Injunctions granted by the court
The court held that such delay and non-compliance on the Defendant’s part should not in any event be condoned by any court, when the object and aim of the AO is for the court to facilitate the fair and speedy resolution of disputes by arbitration without unnecessary expense (under s.3 (1) of the AO), and when s.45 expressly states that the court’s power to order interim measures is for the purposes of facilitating the process of the arbitral tribunal. In light of the procrastination and obstruction by the Defendant to the execution of the escrow agreement as directed by the Tribunal, it was appropriate, just and convenient, the court said, for it to grant the Injunctions sought by the Plaintiffs, in order to preserve the status quo pending the Tribunal’s further and final orders and award in the arbitration. Further, to the extent that any order for interim relief had already been made by the Tribunal by its procedural orders, it was appropriate and just for the court to grant leave to enforce those orders under s.61 of the AO, as an order or direction of the court.

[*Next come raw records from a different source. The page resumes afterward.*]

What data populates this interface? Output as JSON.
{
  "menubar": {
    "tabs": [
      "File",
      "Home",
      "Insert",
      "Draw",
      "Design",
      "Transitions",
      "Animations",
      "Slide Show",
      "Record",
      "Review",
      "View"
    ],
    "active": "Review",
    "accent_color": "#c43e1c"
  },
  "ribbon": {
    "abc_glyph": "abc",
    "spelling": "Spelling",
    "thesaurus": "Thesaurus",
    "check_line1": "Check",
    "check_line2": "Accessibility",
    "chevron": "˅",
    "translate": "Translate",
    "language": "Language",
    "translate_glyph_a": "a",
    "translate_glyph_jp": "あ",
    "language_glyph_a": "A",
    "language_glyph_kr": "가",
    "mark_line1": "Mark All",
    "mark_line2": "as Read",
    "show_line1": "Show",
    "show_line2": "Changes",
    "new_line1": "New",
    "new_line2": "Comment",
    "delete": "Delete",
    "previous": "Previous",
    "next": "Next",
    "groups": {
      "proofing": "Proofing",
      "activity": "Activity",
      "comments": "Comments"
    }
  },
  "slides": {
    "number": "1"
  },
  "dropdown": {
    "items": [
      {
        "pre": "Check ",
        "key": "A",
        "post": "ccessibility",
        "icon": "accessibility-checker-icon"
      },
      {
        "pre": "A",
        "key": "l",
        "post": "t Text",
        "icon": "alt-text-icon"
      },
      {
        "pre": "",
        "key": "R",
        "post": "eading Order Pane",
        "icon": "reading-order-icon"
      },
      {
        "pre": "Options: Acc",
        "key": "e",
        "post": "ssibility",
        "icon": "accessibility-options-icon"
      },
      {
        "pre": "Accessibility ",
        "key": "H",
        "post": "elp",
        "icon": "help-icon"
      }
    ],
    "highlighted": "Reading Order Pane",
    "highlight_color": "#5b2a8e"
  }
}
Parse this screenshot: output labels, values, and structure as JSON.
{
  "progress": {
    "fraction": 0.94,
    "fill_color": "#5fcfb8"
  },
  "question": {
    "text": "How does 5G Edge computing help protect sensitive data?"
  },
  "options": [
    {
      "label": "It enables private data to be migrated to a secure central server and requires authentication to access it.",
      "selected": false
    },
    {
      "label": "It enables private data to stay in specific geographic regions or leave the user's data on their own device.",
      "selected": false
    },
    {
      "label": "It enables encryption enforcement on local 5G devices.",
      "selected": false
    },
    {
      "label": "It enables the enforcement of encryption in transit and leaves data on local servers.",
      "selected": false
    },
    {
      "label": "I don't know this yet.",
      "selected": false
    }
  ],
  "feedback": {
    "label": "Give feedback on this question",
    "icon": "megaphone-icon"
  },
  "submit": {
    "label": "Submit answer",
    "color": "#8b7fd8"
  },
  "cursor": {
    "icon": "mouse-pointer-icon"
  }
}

The court accepted the Plaintiffs submission that an order from the court to enforce POs 36 and 41 was not sufficient to afford adequate protection for the Plaintiffs in view of the Defendant’s obstructive and un-cooperative attitude towards compliance with those orders of the Tribunal and agreed that to best facilitate the Tribunal, to preserve the status quo pending the Tribunal’s final orders on the Plaintiffs’ applications before the Tribunal, and pending the issue of the final award, orders should be made along the lines of the relief sought in the OS.
Comments
This case illustrates how the court should exercise its power to grant interim measures under s.45 of the AO and its interaction with the process of the arbitration, bearing in mind the court’s policy of minimal curial intervention in arbitrations. The main consideration is whether the granting of the interim measures by the court will facilitate the process of the arbitral tribunal which is consistent with the pro-arbitration approach adopted by the Hong Kong courts.